Abstract

Water pollution accidents have the characteristics of high uncertainty, rapid evolution and are difficult to control, thus posing great threats to human health, ecological security, and social stability. During the last 10 years, China has faced the occurrence of six extraordinarily serious heavy metal contamination pollution events at the watershed scale. This has alerted governments and enterprises of the significance of emergency decision-making. To quantitatively prioritize risk mitigation strategies for heavy metal emergencies, a Bayesian Decision Network-based probabilistic model is proposed under the Drivers-Pressures-States-Impacts-Responses (DPSIR) framework.
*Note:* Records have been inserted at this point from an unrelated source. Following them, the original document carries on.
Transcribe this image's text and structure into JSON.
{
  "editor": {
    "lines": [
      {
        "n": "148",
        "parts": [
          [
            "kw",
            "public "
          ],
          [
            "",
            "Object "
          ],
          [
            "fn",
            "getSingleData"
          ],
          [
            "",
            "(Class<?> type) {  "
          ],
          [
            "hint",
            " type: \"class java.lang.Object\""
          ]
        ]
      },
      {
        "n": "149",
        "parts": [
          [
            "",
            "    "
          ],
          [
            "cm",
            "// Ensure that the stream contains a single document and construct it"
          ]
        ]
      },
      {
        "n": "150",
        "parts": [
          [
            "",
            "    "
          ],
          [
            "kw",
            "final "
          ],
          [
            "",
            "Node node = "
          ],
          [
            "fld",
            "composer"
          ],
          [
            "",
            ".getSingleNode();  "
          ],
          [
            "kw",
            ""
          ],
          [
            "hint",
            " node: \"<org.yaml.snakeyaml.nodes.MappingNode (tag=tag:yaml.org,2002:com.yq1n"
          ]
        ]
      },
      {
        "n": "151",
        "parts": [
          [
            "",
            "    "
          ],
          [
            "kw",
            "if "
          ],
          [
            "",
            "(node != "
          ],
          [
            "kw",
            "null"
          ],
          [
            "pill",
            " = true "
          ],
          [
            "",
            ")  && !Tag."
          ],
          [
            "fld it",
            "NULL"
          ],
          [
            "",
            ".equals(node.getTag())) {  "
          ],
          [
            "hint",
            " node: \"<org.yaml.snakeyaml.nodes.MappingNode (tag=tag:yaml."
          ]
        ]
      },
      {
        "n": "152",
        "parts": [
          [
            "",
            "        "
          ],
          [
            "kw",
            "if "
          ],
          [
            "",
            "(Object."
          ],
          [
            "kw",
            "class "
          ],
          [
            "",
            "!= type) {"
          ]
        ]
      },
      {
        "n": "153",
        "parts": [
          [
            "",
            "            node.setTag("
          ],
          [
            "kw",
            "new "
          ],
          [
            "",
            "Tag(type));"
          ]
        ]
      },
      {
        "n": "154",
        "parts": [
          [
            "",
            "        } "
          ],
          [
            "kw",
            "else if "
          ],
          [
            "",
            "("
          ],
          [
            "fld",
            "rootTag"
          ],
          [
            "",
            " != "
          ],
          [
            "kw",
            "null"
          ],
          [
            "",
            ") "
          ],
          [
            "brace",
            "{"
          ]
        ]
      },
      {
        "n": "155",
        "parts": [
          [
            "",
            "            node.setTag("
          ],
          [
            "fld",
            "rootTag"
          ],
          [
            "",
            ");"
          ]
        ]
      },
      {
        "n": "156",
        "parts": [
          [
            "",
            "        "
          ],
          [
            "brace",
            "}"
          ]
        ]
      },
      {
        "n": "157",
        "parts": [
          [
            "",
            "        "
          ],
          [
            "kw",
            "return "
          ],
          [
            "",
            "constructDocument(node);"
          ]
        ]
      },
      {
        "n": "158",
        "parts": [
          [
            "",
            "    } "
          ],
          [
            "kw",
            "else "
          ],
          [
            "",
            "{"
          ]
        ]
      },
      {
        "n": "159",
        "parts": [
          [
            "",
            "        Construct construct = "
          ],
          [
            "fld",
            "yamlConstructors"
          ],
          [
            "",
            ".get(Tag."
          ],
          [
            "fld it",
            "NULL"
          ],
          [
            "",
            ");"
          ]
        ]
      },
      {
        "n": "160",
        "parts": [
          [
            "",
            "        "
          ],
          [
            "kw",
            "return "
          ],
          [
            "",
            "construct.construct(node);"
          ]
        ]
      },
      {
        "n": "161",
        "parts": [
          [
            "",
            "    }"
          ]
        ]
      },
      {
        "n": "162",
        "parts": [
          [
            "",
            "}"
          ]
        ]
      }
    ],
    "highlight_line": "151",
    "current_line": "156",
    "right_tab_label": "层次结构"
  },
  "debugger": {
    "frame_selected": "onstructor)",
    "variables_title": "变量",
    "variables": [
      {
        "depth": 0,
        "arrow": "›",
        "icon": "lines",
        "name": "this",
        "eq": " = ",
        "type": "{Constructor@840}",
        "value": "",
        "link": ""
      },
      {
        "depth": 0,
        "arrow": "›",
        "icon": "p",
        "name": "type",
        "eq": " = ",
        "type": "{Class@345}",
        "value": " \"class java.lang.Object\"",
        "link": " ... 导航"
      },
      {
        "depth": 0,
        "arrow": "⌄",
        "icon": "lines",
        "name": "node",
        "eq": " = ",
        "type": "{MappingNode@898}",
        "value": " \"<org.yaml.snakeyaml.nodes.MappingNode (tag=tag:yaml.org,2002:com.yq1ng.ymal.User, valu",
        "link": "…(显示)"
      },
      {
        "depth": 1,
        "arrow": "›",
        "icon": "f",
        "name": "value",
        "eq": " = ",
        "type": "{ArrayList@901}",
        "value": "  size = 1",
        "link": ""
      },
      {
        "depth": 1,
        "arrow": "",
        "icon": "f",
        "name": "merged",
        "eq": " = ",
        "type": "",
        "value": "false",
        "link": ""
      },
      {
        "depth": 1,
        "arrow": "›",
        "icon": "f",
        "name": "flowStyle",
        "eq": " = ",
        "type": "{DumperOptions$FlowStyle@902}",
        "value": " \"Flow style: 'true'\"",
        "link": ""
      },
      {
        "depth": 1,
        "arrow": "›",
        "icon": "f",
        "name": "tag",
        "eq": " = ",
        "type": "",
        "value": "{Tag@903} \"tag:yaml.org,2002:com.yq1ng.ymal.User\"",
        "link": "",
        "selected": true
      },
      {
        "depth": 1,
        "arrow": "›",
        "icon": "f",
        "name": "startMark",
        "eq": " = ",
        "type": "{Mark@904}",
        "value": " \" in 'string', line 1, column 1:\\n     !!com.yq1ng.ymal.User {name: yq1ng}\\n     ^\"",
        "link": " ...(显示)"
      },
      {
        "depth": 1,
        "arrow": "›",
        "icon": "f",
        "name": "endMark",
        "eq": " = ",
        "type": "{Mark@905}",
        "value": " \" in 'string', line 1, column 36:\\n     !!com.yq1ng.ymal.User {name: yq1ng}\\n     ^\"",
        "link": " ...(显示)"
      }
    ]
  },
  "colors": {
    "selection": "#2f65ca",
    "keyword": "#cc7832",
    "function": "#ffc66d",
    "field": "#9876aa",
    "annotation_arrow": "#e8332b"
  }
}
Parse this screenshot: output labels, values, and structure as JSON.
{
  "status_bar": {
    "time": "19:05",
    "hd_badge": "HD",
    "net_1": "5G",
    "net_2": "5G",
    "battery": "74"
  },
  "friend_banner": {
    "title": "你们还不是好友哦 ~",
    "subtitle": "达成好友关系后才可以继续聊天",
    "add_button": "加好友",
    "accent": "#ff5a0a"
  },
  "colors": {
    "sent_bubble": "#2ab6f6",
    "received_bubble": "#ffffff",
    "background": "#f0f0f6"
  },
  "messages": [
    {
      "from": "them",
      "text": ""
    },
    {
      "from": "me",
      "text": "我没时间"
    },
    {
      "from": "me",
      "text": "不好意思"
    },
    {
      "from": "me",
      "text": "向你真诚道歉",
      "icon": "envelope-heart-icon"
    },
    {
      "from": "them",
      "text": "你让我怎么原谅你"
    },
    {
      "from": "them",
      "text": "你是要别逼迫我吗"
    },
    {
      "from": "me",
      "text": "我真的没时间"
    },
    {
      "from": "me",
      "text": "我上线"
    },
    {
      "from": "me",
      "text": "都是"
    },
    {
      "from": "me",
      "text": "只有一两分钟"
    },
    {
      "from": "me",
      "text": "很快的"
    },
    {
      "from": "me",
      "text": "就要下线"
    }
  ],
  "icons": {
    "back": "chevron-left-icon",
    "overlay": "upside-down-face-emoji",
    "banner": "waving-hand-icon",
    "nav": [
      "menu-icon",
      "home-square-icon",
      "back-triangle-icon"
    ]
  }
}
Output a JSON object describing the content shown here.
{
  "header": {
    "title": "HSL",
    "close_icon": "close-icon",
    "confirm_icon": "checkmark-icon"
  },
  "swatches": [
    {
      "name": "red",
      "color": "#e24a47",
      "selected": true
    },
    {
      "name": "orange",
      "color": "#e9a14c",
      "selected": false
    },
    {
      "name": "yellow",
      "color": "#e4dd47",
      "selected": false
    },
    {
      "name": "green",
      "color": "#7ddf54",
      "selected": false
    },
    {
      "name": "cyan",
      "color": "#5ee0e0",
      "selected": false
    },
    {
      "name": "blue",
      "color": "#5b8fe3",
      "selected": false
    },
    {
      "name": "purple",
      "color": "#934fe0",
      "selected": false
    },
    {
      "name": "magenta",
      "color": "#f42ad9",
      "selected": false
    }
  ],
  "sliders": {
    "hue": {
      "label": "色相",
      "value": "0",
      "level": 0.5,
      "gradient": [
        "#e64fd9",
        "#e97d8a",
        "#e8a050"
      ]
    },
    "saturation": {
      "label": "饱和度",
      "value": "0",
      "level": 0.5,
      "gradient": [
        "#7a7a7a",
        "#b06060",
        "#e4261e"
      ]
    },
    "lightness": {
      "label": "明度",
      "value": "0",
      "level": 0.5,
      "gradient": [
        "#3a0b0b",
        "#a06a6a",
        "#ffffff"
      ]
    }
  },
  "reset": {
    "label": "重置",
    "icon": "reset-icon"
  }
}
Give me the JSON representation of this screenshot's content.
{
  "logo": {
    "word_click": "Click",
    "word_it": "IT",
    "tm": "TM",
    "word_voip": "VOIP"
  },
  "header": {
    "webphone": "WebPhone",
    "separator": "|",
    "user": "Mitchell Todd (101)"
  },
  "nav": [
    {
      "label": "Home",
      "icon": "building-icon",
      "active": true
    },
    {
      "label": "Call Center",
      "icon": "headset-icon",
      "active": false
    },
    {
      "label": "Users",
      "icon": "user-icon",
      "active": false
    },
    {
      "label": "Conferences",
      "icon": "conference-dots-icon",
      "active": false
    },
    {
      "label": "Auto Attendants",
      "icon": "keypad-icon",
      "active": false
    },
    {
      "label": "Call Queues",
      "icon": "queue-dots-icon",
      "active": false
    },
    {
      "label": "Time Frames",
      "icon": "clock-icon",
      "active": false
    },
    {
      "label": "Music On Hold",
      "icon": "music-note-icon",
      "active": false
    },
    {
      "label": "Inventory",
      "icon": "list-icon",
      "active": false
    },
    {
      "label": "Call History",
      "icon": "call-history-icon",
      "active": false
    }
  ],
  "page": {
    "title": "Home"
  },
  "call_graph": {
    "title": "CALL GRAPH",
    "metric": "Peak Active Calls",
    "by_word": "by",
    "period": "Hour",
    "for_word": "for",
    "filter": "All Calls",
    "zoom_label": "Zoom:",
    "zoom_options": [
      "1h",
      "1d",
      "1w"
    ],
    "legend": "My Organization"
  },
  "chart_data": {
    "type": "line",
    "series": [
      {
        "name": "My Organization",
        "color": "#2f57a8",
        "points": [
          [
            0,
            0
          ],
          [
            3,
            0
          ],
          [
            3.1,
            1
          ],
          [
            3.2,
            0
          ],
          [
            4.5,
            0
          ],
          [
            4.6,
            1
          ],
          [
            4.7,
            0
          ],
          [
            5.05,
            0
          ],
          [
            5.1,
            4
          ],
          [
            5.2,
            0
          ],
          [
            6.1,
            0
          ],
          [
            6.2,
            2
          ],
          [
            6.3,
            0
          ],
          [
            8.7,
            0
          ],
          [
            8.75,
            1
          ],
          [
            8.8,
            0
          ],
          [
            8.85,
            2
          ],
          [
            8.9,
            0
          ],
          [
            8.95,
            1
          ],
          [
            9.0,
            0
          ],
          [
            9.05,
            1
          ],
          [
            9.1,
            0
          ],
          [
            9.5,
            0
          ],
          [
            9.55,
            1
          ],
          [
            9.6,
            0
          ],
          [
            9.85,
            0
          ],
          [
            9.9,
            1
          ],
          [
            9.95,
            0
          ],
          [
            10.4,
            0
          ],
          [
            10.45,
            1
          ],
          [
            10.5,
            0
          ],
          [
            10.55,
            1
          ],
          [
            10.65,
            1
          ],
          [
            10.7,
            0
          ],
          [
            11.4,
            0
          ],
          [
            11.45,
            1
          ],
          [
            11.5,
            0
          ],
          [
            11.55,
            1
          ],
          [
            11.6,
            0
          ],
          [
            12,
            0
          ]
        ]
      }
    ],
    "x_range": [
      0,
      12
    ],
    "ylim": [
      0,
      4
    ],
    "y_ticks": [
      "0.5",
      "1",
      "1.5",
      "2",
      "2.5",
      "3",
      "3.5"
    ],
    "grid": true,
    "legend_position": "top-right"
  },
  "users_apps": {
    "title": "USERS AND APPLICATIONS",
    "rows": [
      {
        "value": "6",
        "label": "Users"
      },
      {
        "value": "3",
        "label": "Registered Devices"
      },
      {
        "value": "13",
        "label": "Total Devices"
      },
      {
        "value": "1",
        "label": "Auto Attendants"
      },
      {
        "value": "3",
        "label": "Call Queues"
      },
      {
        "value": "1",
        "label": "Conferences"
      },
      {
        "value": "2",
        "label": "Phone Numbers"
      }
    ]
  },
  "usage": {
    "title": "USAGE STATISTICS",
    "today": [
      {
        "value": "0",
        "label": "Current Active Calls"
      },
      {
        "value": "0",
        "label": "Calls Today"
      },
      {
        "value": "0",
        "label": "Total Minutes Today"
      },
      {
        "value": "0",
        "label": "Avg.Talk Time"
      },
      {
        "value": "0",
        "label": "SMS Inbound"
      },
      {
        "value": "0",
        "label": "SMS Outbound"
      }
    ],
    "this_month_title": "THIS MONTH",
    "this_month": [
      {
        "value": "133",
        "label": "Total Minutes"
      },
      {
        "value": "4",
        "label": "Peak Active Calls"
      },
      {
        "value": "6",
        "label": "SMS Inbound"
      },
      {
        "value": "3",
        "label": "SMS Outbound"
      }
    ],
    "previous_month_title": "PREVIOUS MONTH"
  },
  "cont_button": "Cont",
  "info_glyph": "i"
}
A Copula-based exposure risk model is embedded to simulate the fate of heavy metal ions for each risk reduction option, whose joint probability distributions can then be used as input parameters in the Bayesian Decision Network. This method was applied to the emergency response prioritization for acute Cr(VI)–Hg(II) contamination accidents in the Danshui River watershed. The results indicated that comprehensive measure (M5) was the best option for decreasing ecological and human health risks. As for a single risk mitigation strategy, risk source prevention (M1) was the best alternative compared to exposure pathway interruption (M2) and human/ecological receptor protection (M3–M4). This probabilistic method can not only address the uncertainties between certain risk sources and receptors in the BDN structure, but also realize the risk system optimization in a satisfactory/preferred mode under the DPSIR framework. Overall, it provides the probabilistic risk estimates for watershed-scale risk management and policy making for local risk managers and stakeholders.